Op een terras op de Grote Markt in het centrum van Groningen praten Annie en ik met vrienden na over de romanogotische kerken, die we hebben bezocht. Kerken van rond de dertiende eeuw die in al hun eenvoud staan in rustieke dorpen, niet zelden op de dorpswierde. Tijdens de protestantse reformatie, ingezet door Luther en Calvijn, zijn de fresco’s die de wanden van de toen nog katholieke kerken sierden, bepleisterd met witkalk. Te frivool volgens de reformatorische scherpslijpers, maar nu in hun oude glorie hersteld.

De klok van d’Olle Grieze, de toren van de Martinikerk, slaat vijf uur. Alsof we worden gewaarschuwd. We hebben nog geen hotel geboekt. Mijn vriend en ik haasten ons naar de VVV waar wij te horen krijgen, dat alle hotels in Groningen en omgeving zijn volgeboekt. Wij worden verwezen naar Hotel Spoorzicht in het tweeëntwintig kilometer verder gelegen Loppersum.

Ik krijg er steeds meer de pest in. We hadden de geslaagde dag in een goed restaurant willen afsluiten. Onderweg naar het hotel herinner ik mij een reisverslag met de nurkse schrijver Bob den Uyl. In de eetzaal van Hotel Spoorzicht, met tafels en stoelen waarvoor de kwalificatie “brandhout” een compliment is, snijdt hij stukjes van zijn karige pannenkoek en schuift die vreugdeloos in zijn mond.
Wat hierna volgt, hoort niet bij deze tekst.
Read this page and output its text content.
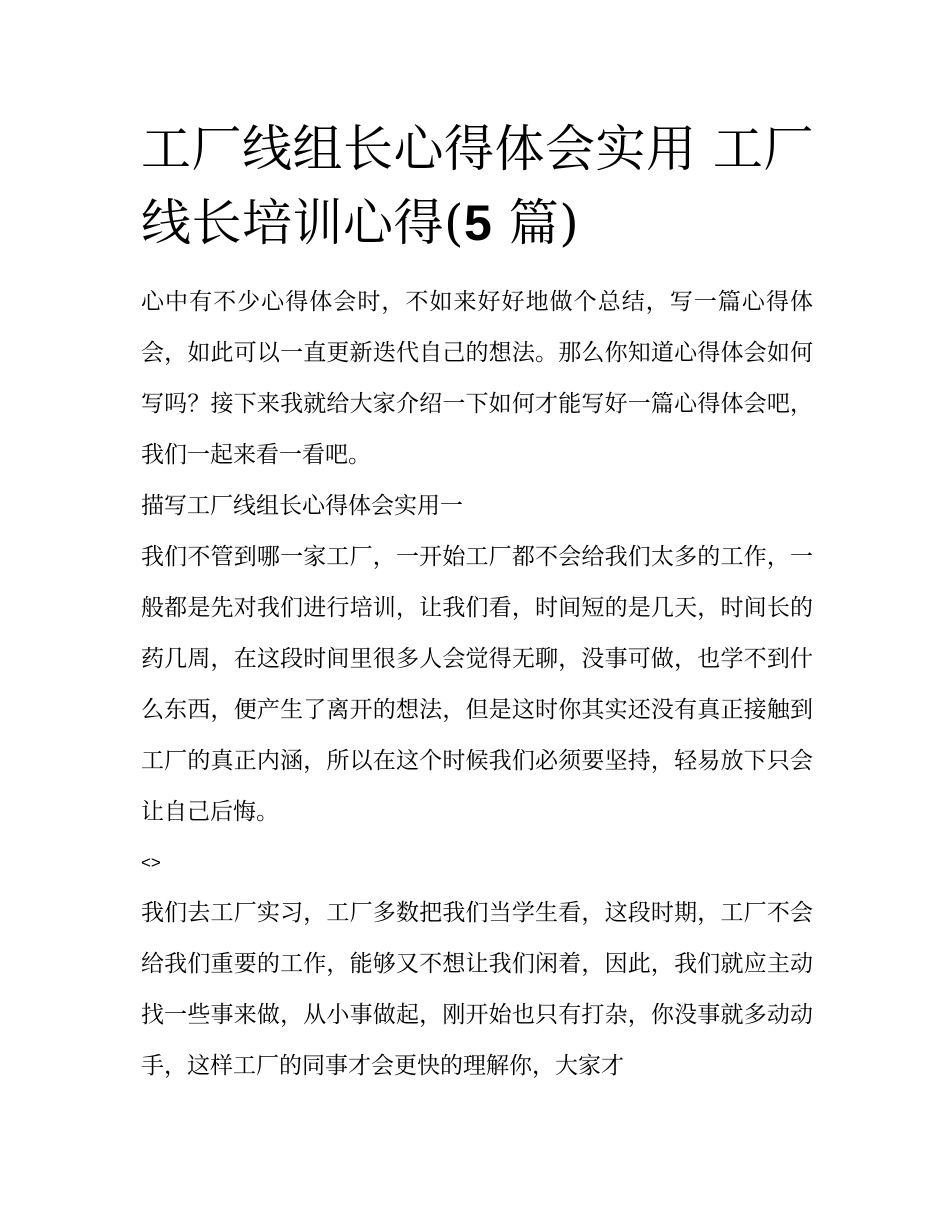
工厂线组长心得体会实用 工厂线长培训心得(5 篇)

心中有不少心得体会时，不如来好好地做个总结，写一篇心得体会，如此可以一直更新迭代自己的想法。那么你知道心得体会如何写吗？接下来我就给大家介绍一下如何才能写好一篇心得体会吧，我们一起来看一看吧。

描写工厂线组长心得体会实用一

我们不管到哪一家工厂，一开始工厂都不会给我们太多的工作，一般都是先对我们进行培训，让我们看，时间短的是几天，时间长的药几周，在这段时间里很多人会觉得无聊，没事可做，也学不到什么东西，便产生了离开的想法，但是这时你其实还没有真正接触到工厂的真正内涵，所以在这个时候我们必须要坚持，轻易放下只会让自己后悔。

<>

我们去工厂实习，工厂多数把我们当学生看，这段时期，工厂不会给我们重要的工作，能够又不想让我们闲着，因此，我们就应主动找一些事来做，从小事做起，刚开始也只有打杂，你没事就多动动手，这样工厂的同事才会更快的理解你，大家才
Met het saggerijn in mijn lijf stap ik de serre met de balie van Hotel Spoorzicht binnen. In tegenstelling tot de naargeestige beelden uit het reisverslag van Bob den Uyl is het er aangenaam licht door de ondergaande zon, die door de ramen schijnt op de manshoge palmen. Het doet Indisch aan. Terwijl de vrouwen inchecken lees ik in het gastenboek complimenten en loftuitingen in alle toonaarden over de keuken.

In de eetzaal heeft zich net zo’n metamorfose voltrokken. Rondom de tafels, gedekt met een damasten tafelkleed, zilveren bestek en fonkelende glazen voor aperitief en wijn, staan comfortabele stoelen, die uitnodigen om plaats te nemen. Geen overstemmende muziek, wel gezellig geroezemoes van de al aanwezige gasten. Aan de wand een schilderij van het bezoek aan Loppersum van koningin Wilhelmina in 1929, vrolijk zwaaiende kinderen, ouderwetse auto’s met treeplanken en een chauffeur, die in de openlucht zit.

Wij kiezen het zevengangenmenu. Na het culinaire feestmaal, smaakvol begeleid door uitgelezen wijnen, zeggen wij net als de Grunninger, die heerlijk heeft gegeten: “dat vaalt der in as n boerenkont in n Engelse leren boksem (broek)”.